If you ever want to compliment a woman’s appearance in Chinese, you have two safest options: cannibalistic 秀色可餐 (literally ‘beautiful to the point of edibility’) and ecocidally apocalyptic 沈魚落雁・閉月羞花 (literally ‘sinks fish, drops geese, shuts the moon, disgraces flowers’).
And as everyone knows, the ecocidally apocalyptic choice is also the most classic one, as it has been distributed between the Four Great Beauties of China·中國四大美人 in the following expression:
昭君落雁
貂蝉閉月
貴妃羞花
(Xi Shi sinks fish, [Wang] Zhaojun drops geese, Diao Chan shuts the moon, [Yang] Guifei disgraces flowers.)
Little did i know that the variation of the later ecocidal expression had not been original creaation, as the similar, yet definitely different quote had been present all this time in the Book of Zhuangzi:
人之所美也
魚見之深入
鳥見之高飛
麋鹿見之決驟
四者孰知天下之正色哉
(Mao Qiang and Li Ji are what people consider beautiful, but if fish see them they will swim into the depths; if birds see them, they will fly away into the air; if deer see them, they will gallop away. Among these four, who knows what is rightly beautiful in the world?)

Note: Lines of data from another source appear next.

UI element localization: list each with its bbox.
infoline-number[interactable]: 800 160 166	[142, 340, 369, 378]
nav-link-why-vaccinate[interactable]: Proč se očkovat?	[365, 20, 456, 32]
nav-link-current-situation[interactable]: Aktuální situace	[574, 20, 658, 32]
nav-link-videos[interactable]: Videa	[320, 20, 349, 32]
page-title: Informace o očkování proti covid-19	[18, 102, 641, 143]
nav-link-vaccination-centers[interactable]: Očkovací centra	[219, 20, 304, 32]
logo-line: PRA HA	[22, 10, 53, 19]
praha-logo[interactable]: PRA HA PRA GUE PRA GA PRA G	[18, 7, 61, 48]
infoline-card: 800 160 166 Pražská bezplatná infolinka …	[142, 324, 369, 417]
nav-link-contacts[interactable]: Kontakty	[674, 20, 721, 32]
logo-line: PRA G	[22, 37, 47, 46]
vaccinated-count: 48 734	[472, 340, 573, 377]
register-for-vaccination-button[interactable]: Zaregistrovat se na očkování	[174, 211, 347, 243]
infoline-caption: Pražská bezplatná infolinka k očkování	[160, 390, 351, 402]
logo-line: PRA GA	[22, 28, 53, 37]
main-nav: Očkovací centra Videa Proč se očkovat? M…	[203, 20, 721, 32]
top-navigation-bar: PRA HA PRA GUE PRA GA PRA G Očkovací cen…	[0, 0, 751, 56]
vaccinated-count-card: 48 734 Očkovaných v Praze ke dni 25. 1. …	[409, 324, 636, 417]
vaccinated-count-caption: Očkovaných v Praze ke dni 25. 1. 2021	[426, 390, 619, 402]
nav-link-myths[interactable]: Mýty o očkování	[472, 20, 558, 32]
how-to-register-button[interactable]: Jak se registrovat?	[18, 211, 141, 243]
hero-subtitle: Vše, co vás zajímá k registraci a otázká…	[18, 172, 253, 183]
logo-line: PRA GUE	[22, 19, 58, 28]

First of all, we see that very similar metaphors with animals were used to speak about the purported beauty of the two totally different women, obviously famous beauties of Zhuangzi’s time. (Their names have been remembered and can be still used as an idiom for a woman’s beauty in modern Chinese.) So the metaphors were simply repurposed later when the ‘Four Beauties of China’ became established.
Secondly, we can observe that the birds (later respecified as geese) do not fall, but rather fly higher in the sky. Of course, no ecocide was possible in a Taoist text! It was added later, obviously by some people with no regard for Mother Nature. Also, the fish does not ‘sink’ but simply submerges deeper.
Thirdly, it has not been the compliment at all! As we can see, the idea here is that although everyone among humans considered Mao Qiang and Li Ji of utmost beauty, various animals would flee when they saw them. (That ‘but if’ in the translation has been added because of the overall context.) So, it’s not a discussion about female beauty at all, but rather about the relativity of human knowledge, much like the famous ‘happy fish’ story. And if one delved even deeper, it turns out that the topic being discussed is not simply the relativity of knowledge, but even deeper insight into the nature of human knowledge from the Taoist perspective, ‘even not knowing that one does not know’.
In other words, 沈魚落雁 is in fact a complete reversal of the original meaning of the quote, transcendental wisdom that has been misunderstood and repurposed for stupid compliments.